At the end of our tour, we stood at a place between buildings where the hospital and a medical center were joined by a huge overhang of decorative glass – an atrium type structure. It was explained at that moment: “This is what we here at the hospital refer to as, limbo.” “It is quiet and often empty. You should come here when you can to collect your thoughts.” And so it was that I was introduced to the place where I had dwelled emotionally for many, many months: Limbo. I looked around the elongated space, beautifully set with comfortable, plush furniture and nary a person in sight. This small space was positioned between two gigantic communities of health and welfare, added to which, was my growing faith. I had been escorted to a physical place that would allow respite during the last moments of my journey with mother.

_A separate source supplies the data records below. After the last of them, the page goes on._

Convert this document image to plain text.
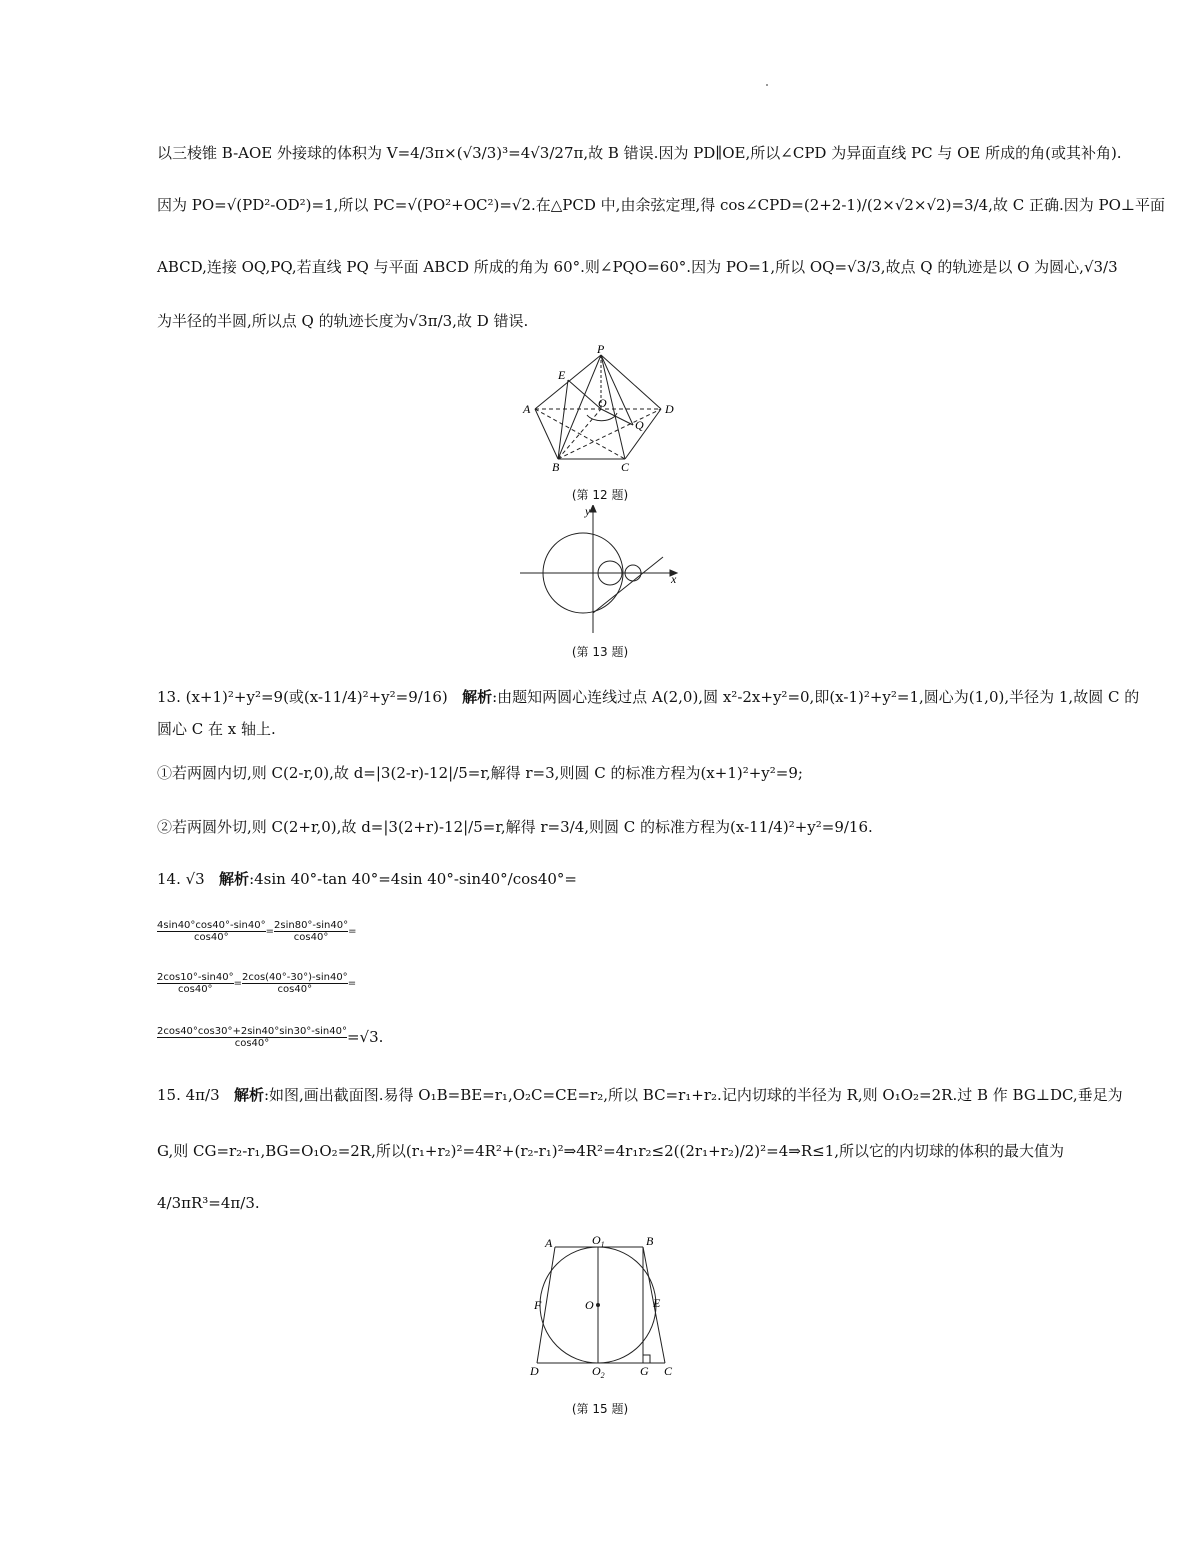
以三棱锥 B-AOE 外接球的体积为 V=4/3π×(√3/3)³=4√3/27π,故 B 错误.因为 PD∥OE,所以∠CPD 为异面直线 PC 与 OE 所成的角(或其补角).
因为 PO=√(PD²-OD²)=1,所以 PC=√(PO²+OC²)=√2.在△PCD 中,由余弦定理,得 cos∠CPD=(2+2-1)/(2×√2×√2)=3/4,故 C 正确.因为 PO⊥平面
ABCD,连接 OQ,PQ,若直线 PQ 与平面 ABCD 所成的角为 60°.则∠PQO=60°.因为 PO=1,所以 OQ=√3/3,故点 Q 的轨迹是以 O 为圆心,√3/3
为半径的半圆,所以点 Q 的轨迹长度为√3π/3,故 D 错误.
P
E
A	O	D
Q
B	C
(第 12 题)
y
x
(第 13 题)
13. (x+1)²+y²=9(或(x-11/4)²+y²=9/16) 解析:由题知两圆心连线过点 A(2,0),圆 x²-2x+y²=0,即(x-1)²+y²=1,圆心为(1,0),半径为 1,故圆 C 的
圆心 C 在 x 轴上.
①若两圆内切,则 C(2-r,0),故 d=|3(2-r)-12|/5=r,解得 r=3,则圆 C 的标准方程为(x+1)²+y²=9;
②若两圆外切,则 C(2+r,0),故 d=|3(2+r)-12|/5=r,解得 r=3/4,则圆 C 的标准方程为(x-11/4)²+y²=9/16.
14. √3 解析:4sin 40°-tan 40°=4sin 40°-sin40°/cos40°=
$\frac{4\sin 40^\circ\cos 40^\circ-\sin 40^\circ}{\cos 40^\circ} = \frac{2\sin 80^\circ-\sin 40^\circ}{\cos 40^\circ}$ =
$\frac{2\cos 10^\circ-\sin 40^\circ}{\cos 40^\circ} = \frac{2\cos(40^\circ-30^\circ)-\sin 40^\circ}{\cos 40^\circ}$ =
$\frac{2\cos 40^\circ\cos 30^\circ+2\sin 40^\circ\sin 30^\circ-\sin 40^\circ}{\cos 40^\circ} =√3$.
15. 4π/3 解析:如图,画出截面图.易得 O₁B=BE=r₁,O₂C=CE=r₂,所以 BC=r₁+r₂.记内切球的半径为 R,则 O₁O₂=2R.过 B 作 BG⊥DC,垂足为
G,则 CG=r₂-r₁,BG=O₁O₂=2R,所以(r₁+r₂)²=4R²+(r₂-r₁)²⇒4R²=4r₁r₂≤2((2r₁+r₂)/2)²=4⇒R≤1,所以它的内切球的体积的最大值为
4/3πR³=4π/3.
A	$O_1$	B
F	O	E
D	$O_2$	G C
(第 15 题)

We had docked safely where, in hindsight, I was to disembark, slowly – day by day, so that mother could continue her journey alone; I was not to follow. So I sat in limbo, I sat at mother’s bedside, and I sat in limbo many times more – and I grew to understand, to accept, to finally let go, and incredibly, to let God.

Peace of mind during the most difficult stages of my grownup-being came forth during the quiet, in between moments of non-being. In the final day, I watched with grief as our ancient boat, its oar completely still, broke away from its mooring place and drifted slowly out of sight. I, who had become a mighty oarsman, was without a vessel and my dearest companion. Yet in its place, I had been given the gifts of love, wisdom, “angel” sighting, innate vision, and the ability to begin journeys of my own making - anew.